'Marketing'

5 tips for creating a better messaging strategy

5 APR 2017 0

For many businesses and organizations, their relationship to their customers is everything. Whether an association is looking for ways to organize and engage their membership, or a subscription based service business wants to make sure they remain their customers first choice, making and maintaining a connection with their customer is vital.

To make that connection, you need the right messaging strategy. Sending out emails randomly without an overarching plan is a pursuit doomed to failure. If you want your messages to carry real weight, you need to have a strategy in place to make the most of them. The five tips below should help get you started.

#1. Context is everything

I remember when I was in college, I used to get all kinds of junk mail delivered to apartment. The weirdest stuff, car insurance offers, landscaping flyers, a series of ads for a specific type of vacuum. If the marketers took a second to look at my situation, they would have known I didn't own a car, didn't have a lawn, and keeping a tidy house wasn't exactly my biggest concern in those years.

This is why so many of us take a lot of our mail straight from the box to the garbage bin. Forget attractive fonts, excellent deals, and personalized touches, many advertisements don't even pass the first essential sniff test – does this matter to me?

Context is everything. If you're sending out messages, be they fliers in the mailbox, or emails in the inbox, you need to make sure it is relevant to the person getting it. That's why you need to have as much detailed information about your members or customers as you can get, so you know your messaging is on point. Membership data, customer surveys, and a good AMS or CRM or manage that data will always prove their worth in the longrun. 


#2. The right appeals to the right people

When you have the ability to send mass messages, the temptation is always going to be there to send everything to everyone. Sounds fun, but that's an excellent way to squander your audience's good will. 

Be very careful with which messages you send to each member. It's best to be as specific and graunular as possible. Don't send surveys out about the progress your association has made in the last five years to members who just joined three months ago.
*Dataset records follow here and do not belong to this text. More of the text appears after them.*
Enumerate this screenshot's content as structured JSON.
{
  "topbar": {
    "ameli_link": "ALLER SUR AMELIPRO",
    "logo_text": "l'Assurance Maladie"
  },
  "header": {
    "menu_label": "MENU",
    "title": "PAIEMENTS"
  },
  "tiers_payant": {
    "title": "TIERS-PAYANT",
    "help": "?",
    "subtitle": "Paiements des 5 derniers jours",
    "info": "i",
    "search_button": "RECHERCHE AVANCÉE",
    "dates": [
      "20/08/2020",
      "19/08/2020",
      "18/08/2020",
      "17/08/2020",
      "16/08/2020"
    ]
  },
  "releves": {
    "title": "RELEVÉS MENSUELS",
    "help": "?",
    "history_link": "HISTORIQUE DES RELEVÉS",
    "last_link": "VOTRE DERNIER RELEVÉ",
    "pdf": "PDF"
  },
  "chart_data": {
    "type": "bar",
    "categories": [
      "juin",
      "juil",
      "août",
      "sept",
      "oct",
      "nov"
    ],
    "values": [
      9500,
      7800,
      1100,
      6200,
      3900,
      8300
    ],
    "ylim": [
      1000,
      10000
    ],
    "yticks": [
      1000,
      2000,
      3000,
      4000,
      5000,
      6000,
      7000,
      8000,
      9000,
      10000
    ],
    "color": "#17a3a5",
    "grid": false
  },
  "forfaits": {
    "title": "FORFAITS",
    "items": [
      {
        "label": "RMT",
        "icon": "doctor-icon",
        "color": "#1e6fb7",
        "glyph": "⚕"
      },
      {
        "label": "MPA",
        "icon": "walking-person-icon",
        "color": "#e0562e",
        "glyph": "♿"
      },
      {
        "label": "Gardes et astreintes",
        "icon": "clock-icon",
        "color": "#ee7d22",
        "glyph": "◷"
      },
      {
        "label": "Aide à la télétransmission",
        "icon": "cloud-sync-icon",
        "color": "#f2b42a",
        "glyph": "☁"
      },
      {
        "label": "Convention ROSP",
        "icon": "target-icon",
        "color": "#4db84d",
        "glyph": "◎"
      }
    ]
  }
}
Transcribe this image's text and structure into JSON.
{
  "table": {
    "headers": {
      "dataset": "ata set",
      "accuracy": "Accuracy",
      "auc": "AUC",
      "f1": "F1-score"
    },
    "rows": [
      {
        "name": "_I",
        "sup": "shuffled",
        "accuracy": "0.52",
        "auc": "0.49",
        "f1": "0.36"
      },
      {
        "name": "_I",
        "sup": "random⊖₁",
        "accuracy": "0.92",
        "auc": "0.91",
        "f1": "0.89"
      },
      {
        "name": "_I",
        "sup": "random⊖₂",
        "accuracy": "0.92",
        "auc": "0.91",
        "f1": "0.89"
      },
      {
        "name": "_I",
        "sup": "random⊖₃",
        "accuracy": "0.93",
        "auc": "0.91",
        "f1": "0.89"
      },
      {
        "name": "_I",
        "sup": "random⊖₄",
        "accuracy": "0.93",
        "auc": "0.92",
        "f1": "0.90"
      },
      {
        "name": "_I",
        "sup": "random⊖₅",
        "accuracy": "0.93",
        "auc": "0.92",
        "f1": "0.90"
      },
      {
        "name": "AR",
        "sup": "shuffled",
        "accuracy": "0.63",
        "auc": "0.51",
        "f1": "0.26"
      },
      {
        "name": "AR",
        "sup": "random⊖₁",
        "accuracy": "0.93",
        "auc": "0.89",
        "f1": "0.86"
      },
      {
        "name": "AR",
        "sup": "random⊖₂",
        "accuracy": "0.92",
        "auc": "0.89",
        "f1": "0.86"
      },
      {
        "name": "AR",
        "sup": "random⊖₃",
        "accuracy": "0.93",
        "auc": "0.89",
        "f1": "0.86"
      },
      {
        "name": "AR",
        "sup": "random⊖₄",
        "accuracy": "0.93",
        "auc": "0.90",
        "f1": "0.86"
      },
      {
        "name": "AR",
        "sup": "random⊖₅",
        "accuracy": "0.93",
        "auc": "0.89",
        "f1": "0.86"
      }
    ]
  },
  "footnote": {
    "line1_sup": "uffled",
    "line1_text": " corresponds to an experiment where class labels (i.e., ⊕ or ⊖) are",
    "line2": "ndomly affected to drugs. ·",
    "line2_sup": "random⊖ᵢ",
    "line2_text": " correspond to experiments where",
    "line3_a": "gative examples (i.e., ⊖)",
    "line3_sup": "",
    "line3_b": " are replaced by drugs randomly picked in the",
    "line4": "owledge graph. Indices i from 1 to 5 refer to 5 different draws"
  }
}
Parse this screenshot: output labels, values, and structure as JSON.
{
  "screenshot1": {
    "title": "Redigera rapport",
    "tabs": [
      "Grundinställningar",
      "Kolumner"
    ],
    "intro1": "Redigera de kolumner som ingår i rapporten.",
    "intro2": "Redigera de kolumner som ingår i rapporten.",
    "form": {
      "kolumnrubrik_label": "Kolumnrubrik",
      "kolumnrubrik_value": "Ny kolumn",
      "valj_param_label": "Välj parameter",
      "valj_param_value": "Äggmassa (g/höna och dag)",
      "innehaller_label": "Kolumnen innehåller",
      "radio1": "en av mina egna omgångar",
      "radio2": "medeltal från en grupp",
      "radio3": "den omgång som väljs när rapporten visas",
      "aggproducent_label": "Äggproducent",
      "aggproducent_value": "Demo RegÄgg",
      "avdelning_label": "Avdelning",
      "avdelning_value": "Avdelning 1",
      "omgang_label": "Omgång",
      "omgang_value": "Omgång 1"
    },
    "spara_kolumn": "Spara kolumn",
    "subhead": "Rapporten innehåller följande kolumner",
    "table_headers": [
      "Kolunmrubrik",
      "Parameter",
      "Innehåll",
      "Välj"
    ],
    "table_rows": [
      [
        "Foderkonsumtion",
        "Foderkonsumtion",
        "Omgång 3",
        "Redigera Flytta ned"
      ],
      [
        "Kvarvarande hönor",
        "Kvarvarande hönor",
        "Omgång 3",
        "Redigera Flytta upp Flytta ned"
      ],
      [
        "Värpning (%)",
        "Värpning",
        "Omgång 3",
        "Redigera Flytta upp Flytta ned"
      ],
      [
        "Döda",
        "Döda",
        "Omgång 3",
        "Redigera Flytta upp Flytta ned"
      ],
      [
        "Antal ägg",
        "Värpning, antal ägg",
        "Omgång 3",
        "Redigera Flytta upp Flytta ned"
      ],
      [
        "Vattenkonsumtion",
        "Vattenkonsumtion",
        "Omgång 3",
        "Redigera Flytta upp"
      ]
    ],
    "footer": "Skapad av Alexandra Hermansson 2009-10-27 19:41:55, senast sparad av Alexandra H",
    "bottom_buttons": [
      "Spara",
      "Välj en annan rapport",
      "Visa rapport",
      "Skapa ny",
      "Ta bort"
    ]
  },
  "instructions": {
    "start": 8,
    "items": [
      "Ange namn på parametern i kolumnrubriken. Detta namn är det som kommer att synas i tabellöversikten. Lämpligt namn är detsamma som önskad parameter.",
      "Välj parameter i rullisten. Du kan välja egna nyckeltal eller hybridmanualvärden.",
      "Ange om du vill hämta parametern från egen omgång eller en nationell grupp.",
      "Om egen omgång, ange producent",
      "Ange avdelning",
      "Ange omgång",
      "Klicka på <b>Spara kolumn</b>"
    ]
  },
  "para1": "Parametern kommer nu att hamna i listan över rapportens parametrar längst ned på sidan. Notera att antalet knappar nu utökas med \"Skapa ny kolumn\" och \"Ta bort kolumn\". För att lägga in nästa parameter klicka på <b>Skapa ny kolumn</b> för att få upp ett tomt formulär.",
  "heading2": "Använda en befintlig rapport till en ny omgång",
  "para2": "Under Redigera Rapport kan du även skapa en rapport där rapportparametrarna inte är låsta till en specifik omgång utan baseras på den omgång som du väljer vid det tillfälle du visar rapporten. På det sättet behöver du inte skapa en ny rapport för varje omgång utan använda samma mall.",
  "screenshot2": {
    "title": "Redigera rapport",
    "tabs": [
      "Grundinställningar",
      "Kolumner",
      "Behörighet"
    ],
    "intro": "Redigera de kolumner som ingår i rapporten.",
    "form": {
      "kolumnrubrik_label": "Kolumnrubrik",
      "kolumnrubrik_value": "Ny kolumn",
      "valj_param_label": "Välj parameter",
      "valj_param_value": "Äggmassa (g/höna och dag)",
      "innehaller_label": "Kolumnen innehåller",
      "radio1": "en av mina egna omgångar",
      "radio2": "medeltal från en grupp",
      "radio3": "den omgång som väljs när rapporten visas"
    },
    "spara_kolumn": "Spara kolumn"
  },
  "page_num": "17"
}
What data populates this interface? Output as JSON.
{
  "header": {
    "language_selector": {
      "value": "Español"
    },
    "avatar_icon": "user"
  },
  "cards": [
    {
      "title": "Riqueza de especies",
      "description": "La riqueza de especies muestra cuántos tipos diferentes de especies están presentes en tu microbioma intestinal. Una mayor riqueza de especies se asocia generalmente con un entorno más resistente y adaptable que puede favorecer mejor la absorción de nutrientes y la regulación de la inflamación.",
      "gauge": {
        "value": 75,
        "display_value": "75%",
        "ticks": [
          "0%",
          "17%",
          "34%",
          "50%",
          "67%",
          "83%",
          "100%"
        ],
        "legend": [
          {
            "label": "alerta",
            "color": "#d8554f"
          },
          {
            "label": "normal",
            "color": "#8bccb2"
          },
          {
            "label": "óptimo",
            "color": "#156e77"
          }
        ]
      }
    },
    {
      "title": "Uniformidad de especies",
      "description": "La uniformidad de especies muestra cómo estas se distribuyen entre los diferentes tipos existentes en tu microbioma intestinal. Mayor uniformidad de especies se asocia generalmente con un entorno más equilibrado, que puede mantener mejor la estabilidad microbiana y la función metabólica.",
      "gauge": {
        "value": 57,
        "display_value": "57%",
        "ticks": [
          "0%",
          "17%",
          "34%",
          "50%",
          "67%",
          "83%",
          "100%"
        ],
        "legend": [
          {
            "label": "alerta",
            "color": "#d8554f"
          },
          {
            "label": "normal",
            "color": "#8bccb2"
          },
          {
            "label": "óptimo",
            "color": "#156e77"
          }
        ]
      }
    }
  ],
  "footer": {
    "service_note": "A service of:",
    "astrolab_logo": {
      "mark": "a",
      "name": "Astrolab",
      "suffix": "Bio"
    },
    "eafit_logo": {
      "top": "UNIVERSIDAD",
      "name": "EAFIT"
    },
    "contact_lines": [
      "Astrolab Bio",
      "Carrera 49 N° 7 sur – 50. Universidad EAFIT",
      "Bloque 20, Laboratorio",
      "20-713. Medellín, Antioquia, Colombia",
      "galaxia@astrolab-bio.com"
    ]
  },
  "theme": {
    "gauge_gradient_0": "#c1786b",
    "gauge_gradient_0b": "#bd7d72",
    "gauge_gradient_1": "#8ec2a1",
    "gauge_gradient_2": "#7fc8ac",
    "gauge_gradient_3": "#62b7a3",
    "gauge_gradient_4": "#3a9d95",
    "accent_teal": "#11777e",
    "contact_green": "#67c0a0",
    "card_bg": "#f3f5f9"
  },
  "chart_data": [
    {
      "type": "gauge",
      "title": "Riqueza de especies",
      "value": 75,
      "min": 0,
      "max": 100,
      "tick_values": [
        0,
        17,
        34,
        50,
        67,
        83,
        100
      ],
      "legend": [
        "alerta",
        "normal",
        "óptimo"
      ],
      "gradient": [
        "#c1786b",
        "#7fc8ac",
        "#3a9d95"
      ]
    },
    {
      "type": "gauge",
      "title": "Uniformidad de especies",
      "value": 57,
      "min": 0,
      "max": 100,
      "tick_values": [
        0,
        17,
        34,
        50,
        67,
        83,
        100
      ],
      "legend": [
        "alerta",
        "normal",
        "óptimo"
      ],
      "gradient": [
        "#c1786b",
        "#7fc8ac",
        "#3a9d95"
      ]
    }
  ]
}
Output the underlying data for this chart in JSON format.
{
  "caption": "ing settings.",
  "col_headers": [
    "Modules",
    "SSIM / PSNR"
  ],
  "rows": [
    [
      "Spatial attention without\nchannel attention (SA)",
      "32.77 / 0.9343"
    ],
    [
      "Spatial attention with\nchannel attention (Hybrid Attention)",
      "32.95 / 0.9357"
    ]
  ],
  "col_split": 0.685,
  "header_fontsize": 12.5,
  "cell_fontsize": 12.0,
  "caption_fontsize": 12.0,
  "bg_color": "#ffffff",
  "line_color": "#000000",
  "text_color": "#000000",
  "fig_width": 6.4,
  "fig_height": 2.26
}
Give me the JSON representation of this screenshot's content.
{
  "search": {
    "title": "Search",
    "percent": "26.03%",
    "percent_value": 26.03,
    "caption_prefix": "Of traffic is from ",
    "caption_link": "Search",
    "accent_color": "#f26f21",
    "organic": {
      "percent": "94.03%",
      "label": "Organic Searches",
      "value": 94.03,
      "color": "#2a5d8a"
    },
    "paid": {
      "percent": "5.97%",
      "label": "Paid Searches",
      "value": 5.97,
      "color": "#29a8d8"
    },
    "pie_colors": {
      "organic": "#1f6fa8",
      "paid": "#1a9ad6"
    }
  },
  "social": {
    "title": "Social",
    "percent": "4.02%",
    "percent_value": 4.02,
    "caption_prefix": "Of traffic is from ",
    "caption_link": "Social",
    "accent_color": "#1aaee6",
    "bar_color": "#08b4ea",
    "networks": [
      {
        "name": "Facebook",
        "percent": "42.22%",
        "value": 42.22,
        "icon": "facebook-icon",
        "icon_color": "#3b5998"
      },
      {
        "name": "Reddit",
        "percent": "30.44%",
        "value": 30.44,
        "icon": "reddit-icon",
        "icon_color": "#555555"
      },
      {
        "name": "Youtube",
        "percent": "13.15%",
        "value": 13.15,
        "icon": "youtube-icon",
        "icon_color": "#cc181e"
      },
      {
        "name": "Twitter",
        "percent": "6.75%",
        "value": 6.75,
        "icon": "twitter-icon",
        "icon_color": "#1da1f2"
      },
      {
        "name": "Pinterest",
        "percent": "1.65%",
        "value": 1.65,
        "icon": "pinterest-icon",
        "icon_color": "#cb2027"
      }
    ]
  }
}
Don't send promotional material about a sale at your brick and motor store to people who live in another province.

Again, the great value of online marketing is that you get to make these kinds of distinctions. Tradional mailing campaigns used to have to craft as generic and wide reaching message as possible and send it off to everyone hoping for the best because of the scale and budgets involved. Now, reaching out to highly specific sub-sets of your members or customers is relatively easy and inexpensive, so take advantage of it!

#3. Communicate with purpose

While messaging your audience might be easy, it's still a responsibility you need to take seriously. Before sending out any piece of communication, you should always take a moment to evaluate what you really want to accomplish with it. If you think it over and the answer is "I just want our customers to know what is going on” you need to hold off on pressing that send button.

Every message should serve a specific goal. They don't always have to be trying to drive sales or directing action, but you should have a concrete reason for sending out a message. Calling attention to a new initiative your association is taking is a reason. "Touching base” is not. 

#4. Know when the time is right

Timing is everything. When a new member joins or a customer subscribes to your newsletter, you should immediately respond and welcome them, not wait until the next cycle of pre-scripted messages go out. Similarly, you need to know when to pump the breaks. Did you just send someone a message? Maybe automate your flow to make sure they don't receive another one for a few days. You want your messages to carry weight and draw attention, not seem like a clingy four-year old tugging on your customer's sleeve.

Of course, we can also look for triggers for certain types of messages. A good messaging strategy should look at both time based triggers (anniversaries, six months into using a service, etc) and action triggers (members upgrading or downgrading their membership, customers abandoning items in a shopping cart without completing a sale, etc). 

The right message is important, but knowing when to send it is crucial. 

#5 Personalize it

Again, think about all the junk mail you throw out. Anything that says "Dear Customer!” or "to whom it may concern...” or "YOU!” is almost immediately destined for the trash, right? But, something that is addressed to you by name, that looks like it has actual handwritten pen on the envelope, that smells faintly of her favorite perf- well, you get the picture. Correspondence that looks like it was sent from a real human that cares for you is treasure, everything else, not so much.

The same applies to online marketing, only our instincts for weeding out the inauthentic are even sharper and our fingers even quicker on the delete button. This is why you need to make your messages are personalized as possible. 

Avoid business jargon and stiff formality. Use your members and customers names, not "sir” or "madam.”  Don't get overly fancy, just stick to the basics -  a real message crafted for a real person.

Get the word out

There are the rock-bottom basics of drafting a winning messaging strategy. While there is a whole lot we could cover, hopefully these tips will at least get you moving in the right direction, or shed some light on why the messages you've been sending haven't been getting results.

Online messaging is a powerful tool. Be sure you're using it wisely!